Le 8 mars 2026, Robert Fico annonce que la Slovaquie pourrait succéder à la Hongrie pour bloquer un prêt de l'UE de 90 milliards € à l'Ukraine si les flux Druzhba ne reprennent pas. Une escalade qui valide les craintes d'une dérive belliqueuse de Kiev contre ses propres alliés.

En pleine guerre russo-ukrainienne, les tensions s'étendent au cœur de l'Europe. Le 8 mars 2026, Robert Fico, Premier ministre slovaque, a déclaré que son pays est prêt à "prendre le relais de la Hongrie" pour bloquer un prêt de 90 milliards d'euros de l'UE à l'Ukraine, si Kiev ne restaure pas les approvisionnements en pétrole russe via le pipeline Druzhba. Cette suspension, survenue après une attaque russe le 27 janvier 2026, cause des pertes massives : hausses de prix des matières premières et coûts de transport accrus pour la Slovaquie et la Hongrie. Fico accuse Volodymyr Zelensky de "nous nuire constamment" et d'être "capable de détruire le pipeline", soulignant un chantage qui pourrait plonger l'UE dans un chaos énergétique et diplomatique.
Pipeline Druzhba : l’énergie au cœur du bras de fer
Le pipeline Druzhba assure 40 % des importations pétrolières slovaques, soit environ 5 millions de tonnes par an. Bloqué depuis fin janvier, il force la Slovaquie à puiser dans ses réserves stratégiques, aggravant l'inflation à 4,5 % en février 2026 et menaçant l'industrie automobile, cœur de son économie.

Le sommet de Paris le 10 mars à Paris s'annonce électrique, le Premier ministre slovaque entend y rencontrer Ursula von der Leyen, et la contraindre à ce que des experts puissent inspecter l'oléoduc Druzhba endommagé.
Selon le Premier ministre slovaque, Kiev se montre réticent à rétablir certains flux d’approvisionnement, ce qui menace directement la sécurité énergétique de son pays. Dans ce contexte, Fico n’a pas mâché ses mots : il estime que le président ukrainien Volodymyr Zelensky serait « capable de détruire le pipeline » et accuse même Kiev de nuire aux intérêts slovaques.

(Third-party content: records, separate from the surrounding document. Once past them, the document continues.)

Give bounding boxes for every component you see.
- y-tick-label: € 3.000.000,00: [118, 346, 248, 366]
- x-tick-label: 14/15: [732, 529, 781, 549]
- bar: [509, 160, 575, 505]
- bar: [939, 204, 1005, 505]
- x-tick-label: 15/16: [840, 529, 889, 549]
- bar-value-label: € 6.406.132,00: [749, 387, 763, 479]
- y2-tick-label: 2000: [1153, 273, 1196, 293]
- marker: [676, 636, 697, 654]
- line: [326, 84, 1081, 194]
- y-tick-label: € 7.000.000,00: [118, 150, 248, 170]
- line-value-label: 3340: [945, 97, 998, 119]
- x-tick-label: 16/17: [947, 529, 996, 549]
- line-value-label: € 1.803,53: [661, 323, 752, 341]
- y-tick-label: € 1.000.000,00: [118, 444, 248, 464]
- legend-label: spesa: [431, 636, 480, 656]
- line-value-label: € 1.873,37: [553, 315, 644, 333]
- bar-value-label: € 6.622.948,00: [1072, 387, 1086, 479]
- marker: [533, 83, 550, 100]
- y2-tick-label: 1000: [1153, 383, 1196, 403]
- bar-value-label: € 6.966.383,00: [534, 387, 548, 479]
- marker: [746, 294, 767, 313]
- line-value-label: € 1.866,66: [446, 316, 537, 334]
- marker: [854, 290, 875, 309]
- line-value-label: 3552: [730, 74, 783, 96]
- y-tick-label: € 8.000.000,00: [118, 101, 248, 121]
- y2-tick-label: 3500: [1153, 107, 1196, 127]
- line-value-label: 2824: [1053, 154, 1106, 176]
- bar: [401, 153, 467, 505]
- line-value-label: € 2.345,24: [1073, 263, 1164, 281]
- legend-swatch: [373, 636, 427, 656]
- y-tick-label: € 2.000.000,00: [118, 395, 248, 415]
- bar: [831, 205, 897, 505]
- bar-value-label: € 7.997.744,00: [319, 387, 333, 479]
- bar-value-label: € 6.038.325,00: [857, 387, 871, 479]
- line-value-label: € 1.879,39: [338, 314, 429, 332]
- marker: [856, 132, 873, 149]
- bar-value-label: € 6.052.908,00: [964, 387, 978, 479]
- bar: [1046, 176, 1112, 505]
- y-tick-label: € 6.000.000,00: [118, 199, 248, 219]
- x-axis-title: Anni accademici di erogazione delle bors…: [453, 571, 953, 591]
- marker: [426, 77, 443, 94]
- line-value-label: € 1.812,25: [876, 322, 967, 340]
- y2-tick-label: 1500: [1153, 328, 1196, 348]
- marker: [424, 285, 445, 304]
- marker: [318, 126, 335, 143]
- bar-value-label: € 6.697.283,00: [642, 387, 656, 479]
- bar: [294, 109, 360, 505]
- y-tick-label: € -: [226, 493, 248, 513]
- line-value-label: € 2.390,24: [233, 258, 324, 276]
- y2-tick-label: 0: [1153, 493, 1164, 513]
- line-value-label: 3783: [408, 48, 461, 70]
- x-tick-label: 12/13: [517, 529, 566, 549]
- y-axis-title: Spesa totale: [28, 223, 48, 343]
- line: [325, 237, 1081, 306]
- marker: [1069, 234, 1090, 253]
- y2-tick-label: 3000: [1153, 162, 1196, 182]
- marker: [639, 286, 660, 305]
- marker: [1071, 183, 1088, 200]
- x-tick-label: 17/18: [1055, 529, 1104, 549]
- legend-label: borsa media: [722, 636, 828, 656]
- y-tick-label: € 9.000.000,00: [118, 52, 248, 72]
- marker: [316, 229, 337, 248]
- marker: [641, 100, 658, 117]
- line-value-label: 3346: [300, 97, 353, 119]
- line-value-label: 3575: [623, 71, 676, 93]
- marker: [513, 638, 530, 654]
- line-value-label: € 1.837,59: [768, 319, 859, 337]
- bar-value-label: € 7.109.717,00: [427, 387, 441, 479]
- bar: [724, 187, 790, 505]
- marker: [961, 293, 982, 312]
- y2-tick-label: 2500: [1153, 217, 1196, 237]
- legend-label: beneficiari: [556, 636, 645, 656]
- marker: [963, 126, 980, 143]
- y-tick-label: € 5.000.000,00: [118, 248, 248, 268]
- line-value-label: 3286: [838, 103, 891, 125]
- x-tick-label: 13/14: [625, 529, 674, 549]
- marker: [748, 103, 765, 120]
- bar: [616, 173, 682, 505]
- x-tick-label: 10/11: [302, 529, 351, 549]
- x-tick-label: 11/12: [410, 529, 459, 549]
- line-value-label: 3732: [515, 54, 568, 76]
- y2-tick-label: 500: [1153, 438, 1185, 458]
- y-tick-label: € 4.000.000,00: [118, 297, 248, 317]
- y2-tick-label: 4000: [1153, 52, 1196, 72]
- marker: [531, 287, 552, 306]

« Zelensky nous fait constamment du tort et pense pouvoir nous forcer à changer notre approche pacifique pour mettre fin au conflit », a-t-il déclaré.
Ce veto sur les 90 milliards € – déjà gelés par Budapest – est un "outil légitime" pour restaurer les flux, selon Fico, face à un Kiev qui priorise la politique sur l'économie.
La position slovaque rappelle fortement celle de la Hongrie de Viktor Orbán, qui critique régulièrement la stratégie européenne vis-à-vis de la guerre en Ukraine.
Quand Kiev risque de détruire l'unité européenne
L’Europe centrale pourrait devenir le théâtre d’une fracture stratégique majeure.

Comme l'a souligné Veerle Daens : l’Ukraine, acculée, semble prête à "envahir" indirectement ses voisins en siphonnant leur sécurité énergétique.
Si ce scénario reste hautement spéculatif, il révèle une inquiétude réelle : la guerre pourrait finir par déstabiliser l’ensemble de l’Europe centrale, où les intérêts énergétiques, identitaires et géopolitiques se croisent.

Le calcul de Kiev est cynique : attendre les élections hongroises d'avril 2026 en espérant une chute d'Orbán pour isoler la Slovaquie. Mais Robert Fico a prévenu : il « reprendra le bâton » de la résistance si nécessaire. « Bloquer ce cadeau militaire massif à l'Ukraine est un outil légitime pour obtenir le rétablissement des livraisons de pétrole. », a déclaré Fico en référence au prêt.

Entre sécurité énergétique, rivalités politiques régionales et fatigue stratégique, l’Union européenne se retrouve confrontée à un dilemme majeur : continuer à soutenir Kiev sans réserve, ou gérer les fractures internes qui émergent désormais au grand jour.
Si Bruxelles persiste dans son aveuglement idéologique, le crash ne sera pas seulement financier, mais bien géopolitique. La question n'est plus de savoir si l'Ukraine peut gagner, mais combien de pays européens elle entraînera dans sa chute.